Roughly 75km north of San Juan del Sur lies one of Nicaragua’s most coveted waves – both for its quality and consistency as well as its accessibility (by car) and never-ending offshores. Unlike Playa Maderas, Popoyo isn’t beginner-friendly. The inner reef starts working at 3ft and keeps producing fast and hollow a-frame walls going both right and left even when it reaches double-overhead sizes. Although not long, the waves in this section are powerful and break over shallow, urchin-laden reefs, which is something to bear in mind when paddling out.
Popoyo works through most tides and even works on swells with some north in them. When the waves get bigger, the outer reef switches on. Yet, this section is as much a mission to get to as it is to surf. Advanced surfers should dust off their guns and have a boat waiting in case of mishaps and heavy wipe-outs. Those who make the take-off, however, can revel in stand-up barrels and the achievement of having tamed the heaviest wave in Nicaragua. In contrast to the wave, the atmosphere is light.
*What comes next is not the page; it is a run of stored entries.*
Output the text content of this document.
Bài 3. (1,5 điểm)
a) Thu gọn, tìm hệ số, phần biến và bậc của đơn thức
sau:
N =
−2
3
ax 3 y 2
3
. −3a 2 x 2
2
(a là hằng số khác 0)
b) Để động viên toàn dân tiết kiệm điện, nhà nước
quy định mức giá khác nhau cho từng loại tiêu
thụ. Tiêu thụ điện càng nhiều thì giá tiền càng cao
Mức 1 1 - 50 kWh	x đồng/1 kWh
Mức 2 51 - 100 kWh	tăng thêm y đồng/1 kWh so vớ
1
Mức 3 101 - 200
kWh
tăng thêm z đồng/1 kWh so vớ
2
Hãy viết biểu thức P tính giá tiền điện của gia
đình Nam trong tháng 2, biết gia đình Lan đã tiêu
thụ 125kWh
Following Highway 3 north of Managua you will get to the town of Chinandega, the gateway to the village of Aserradores, home to Nicaragua’s most famous beach break – The Boom. Also a wave only for the experienced, The Boom begins to work its magic at 3ft but only shows its true colours over 6ft, managing to hold swells of up to 8ft. The word of the day here is “barrels”: Fast and heavy walls crash on a shallow sandbank, running right and left, often calling for late take-offs and backside rail-grabbing.
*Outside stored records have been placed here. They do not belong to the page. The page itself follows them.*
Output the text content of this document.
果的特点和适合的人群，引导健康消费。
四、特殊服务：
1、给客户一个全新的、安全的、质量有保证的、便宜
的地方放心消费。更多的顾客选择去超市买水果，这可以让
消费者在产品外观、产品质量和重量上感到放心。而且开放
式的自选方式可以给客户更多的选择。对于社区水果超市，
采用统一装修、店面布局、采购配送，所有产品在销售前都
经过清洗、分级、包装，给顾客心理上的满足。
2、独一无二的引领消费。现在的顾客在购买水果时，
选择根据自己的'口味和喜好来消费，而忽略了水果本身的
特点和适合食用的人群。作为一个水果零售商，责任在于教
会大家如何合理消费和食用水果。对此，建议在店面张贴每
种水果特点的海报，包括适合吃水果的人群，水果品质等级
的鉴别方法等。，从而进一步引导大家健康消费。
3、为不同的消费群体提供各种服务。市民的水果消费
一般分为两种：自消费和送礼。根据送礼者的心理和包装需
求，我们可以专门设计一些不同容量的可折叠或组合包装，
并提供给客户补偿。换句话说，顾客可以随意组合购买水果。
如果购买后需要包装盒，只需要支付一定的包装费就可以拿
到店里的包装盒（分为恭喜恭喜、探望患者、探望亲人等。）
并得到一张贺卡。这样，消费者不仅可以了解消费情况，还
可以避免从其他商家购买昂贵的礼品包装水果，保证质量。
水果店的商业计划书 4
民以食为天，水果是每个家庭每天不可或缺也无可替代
The beach is long and peaks galore. This part of the Nicaraguan coast is sensitive to westerly swells, either with a bit of south or north in it. Contrary to Playa Maderas and Popoyo, The Boom is located further from the lakes so it doesn’t benefit from super-consistent, all-day offshores. Mornings are the best time for good wind conditions and clean barrels; afternoons are good for chilling out and recovering ready for tomorrow’s sessions.
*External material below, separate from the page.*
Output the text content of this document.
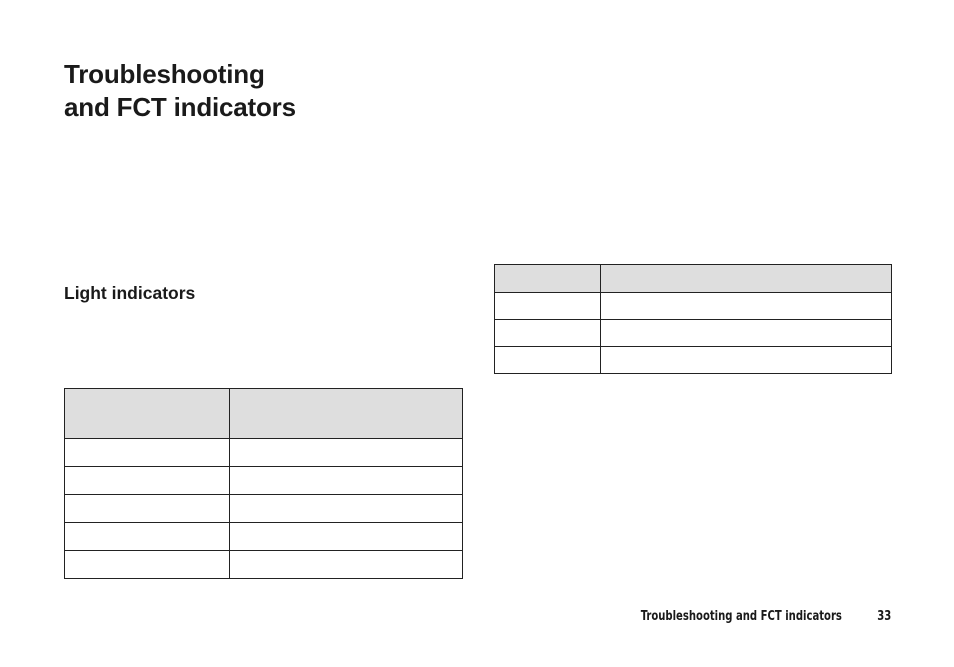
Troubleshooting
and FCT indicators
Light indicators

Troubleshooting and FCT indicators	33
In the last few years, Nicaragua has developed both as a tourist destination as well as a surf destination. The main hassle for surfers remains to get to the spots without a car, particularly if you wish to explore different areas. Other than that, Nicaragua is as appealing – if not more – than other Central American countries when it comes to surf trips: the waves are plentiful and relatively uncrowded, the weather is fine (avoid the worst of rainy season between September and November), and the cost of living is lower than Costa Rica, Panama, Mexico, and even El Salvador. Those who wish to more than surfing can venture into some of the country’s Nature Reserves, try volcano boarding, visit the island-volcano of Ometepe on Lake Nicaragua, or visit the calmer waters of the Caribbean coast.
Where: Fly to San Jose International (SJO) and drive to Nicaragua or catch a connecting flight to Augusto Cesar Sandino International Airport (MGA) in Managua.
When: April to October.
Why: High-quality point, reef and beach-breaks with warm water and few visiting surfers.
How: A selection of shortboards and a step-up or semi-gun for bigger days.